Crazy Weather

2015 was one of the warmest years in the record books. Over half the year broke record highs.  This past January winter storm Jonas dropped a record breaking amount of snow in one consecutive storm across the region.  Dropping more than 40 inches in parts of West Virginia, and 30+ inches in northern Virginia and Pennsylvania. This was the one of the most bizarre years due to weather.

Jonas was rated a category 4 (crippling) storm on the NESIS (Northeast Snowfall Impact Scale) based off the amount of snowfall and the number of people living in path of the storm.  This scale of 1-10 has 5 categories: Notable, Significant, Major, Crippling, Extreme.  There has only been two category 5 winter storms on record in 1993 and 1996.  This scale only considers raw snow totals not blizzard conditions, freezing rain, or thundersnow. With all this snow, it all had to melt.  The following weeks after the storm, temperatures were in the mid 50s and low 60s causing it to melt very fast with some flooding.  Washington’s Dulles International Airport had 28 inches of snow on the ground on January 24, and only one inch 10 days later.

Some of this crazy weather may be due to El Niño and La Niña changing the temperatures of the water.  El Niño affects the warming of water typically in late December, and La Niña affects the cooling of the water which is usually less severe than El Niño.  The record high of El Niño was in 1997, reaching almost 3 degrees celsius above average; an El Niño starts at 0.5 degrees celsius above average water temperatures.  The effects it can have on the United States are: wetter along the southern border and east coast, dry near the Great Lakes,warmer in the northwest, and colder in the south west.

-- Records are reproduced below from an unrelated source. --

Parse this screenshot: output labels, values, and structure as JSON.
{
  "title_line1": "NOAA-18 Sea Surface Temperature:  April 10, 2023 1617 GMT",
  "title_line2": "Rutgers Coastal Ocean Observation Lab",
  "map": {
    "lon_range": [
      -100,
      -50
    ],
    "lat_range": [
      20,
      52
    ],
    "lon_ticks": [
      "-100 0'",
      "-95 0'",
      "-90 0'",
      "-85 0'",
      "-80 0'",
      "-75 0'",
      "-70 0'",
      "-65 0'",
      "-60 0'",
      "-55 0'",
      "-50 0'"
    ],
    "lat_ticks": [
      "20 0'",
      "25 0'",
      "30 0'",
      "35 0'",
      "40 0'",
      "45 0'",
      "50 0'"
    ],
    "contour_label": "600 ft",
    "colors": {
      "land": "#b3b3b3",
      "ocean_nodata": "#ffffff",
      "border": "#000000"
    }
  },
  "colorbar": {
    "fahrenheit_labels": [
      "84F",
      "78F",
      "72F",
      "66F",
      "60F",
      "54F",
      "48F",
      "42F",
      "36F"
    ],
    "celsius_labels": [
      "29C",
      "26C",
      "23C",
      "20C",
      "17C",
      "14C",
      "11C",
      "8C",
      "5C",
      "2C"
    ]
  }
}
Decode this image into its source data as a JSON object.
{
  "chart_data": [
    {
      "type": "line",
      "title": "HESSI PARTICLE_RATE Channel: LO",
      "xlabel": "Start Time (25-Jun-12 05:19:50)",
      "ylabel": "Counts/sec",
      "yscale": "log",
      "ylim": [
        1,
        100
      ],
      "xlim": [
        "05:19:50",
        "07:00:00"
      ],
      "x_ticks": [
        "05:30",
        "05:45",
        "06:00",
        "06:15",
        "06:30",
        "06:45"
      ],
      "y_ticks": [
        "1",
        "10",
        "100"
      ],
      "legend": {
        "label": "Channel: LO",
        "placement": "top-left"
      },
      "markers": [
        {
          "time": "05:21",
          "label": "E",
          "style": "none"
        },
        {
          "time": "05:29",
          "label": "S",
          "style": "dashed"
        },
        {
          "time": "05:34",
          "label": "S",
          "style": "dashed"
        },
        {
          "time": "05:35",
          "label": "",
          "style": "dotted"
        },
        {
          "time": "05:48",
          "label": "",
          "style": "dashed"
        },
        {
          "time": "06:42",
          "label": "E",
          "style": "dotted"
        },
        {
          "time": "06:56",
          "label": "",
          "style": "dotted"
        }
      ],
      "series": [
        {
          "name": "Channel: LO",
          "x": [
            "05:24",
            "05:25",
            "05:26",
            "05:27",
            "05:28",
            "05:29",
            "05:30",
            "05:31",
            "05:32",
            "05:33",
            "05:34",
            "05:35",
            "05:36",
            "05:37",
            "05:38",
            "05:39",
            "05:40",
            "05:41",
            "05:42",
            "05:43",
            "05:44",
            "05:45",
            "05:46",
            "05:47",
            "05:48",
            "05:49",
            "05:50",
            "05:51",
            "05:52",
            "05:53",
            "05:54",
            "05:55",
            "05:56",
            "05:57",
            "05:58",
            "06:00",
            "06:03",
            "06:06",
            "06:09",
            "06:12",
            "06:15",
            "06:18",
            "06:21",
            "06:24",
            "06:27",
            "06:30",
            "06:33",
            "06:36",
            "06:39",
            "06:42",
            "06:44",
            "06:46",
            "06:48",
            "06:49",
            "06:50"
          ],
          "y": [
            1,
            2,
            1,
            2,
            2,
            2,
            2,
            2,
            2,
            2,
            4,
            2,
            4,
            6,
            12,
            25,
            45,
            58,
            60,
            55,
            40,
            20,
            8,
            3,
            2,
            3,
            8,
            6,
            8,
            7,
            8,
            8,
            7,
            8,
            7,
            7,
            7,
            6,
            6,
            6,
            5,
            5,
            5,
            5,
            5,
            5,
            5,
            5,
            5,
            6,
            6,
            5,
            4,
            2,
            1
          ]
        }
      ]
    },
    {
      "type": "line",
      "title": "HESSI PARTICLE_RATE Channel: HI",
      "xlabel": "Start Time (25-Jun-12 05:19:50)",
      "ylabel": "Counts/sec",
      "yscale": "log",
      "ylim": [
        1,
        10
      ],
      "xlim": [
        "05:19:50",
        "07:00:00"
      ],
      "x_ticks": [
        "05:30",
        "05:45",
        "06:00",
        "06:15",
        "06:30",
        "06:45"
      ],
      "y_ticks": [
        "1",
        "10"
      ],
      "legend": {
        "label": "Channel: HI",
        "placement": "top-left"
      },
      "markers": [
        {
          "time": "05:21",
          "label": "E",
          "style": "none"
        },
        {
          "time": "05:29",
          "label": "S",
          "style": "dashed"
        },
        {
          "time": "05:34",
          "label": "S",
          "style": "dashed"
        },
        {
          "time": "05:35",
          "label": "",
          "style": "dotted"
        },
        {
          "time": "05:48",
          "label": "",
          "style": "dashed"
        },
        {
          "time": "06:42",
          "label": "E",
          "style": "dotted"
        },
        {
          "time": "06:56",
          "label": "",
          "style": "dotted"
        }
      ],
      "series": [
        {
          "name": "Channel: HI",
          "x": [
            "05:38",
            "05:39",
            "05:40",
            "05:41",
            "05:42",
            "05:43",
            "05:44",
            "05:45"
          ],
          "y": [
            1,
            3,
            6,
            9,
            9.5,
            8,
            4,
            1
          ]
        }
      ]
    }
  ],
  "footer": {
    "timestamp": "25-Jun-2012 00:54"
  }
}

Global Warming may be a cause of the strange weather over the years as well.  As all of us know, December 2015 was one of the warmest months ever breaking the set 1997 records.  In 2014, the Polar Vortex dropped down from northern Canada (around 75 degrees north latitude) to the northern United States (around 45 degrees north latitude) and caused it to be very cold in many places.  The last huge Polar Vortex was in 1996.

Due to all of these factors, it is very difficult to predict, and we don’t know how crazy the future weather will be.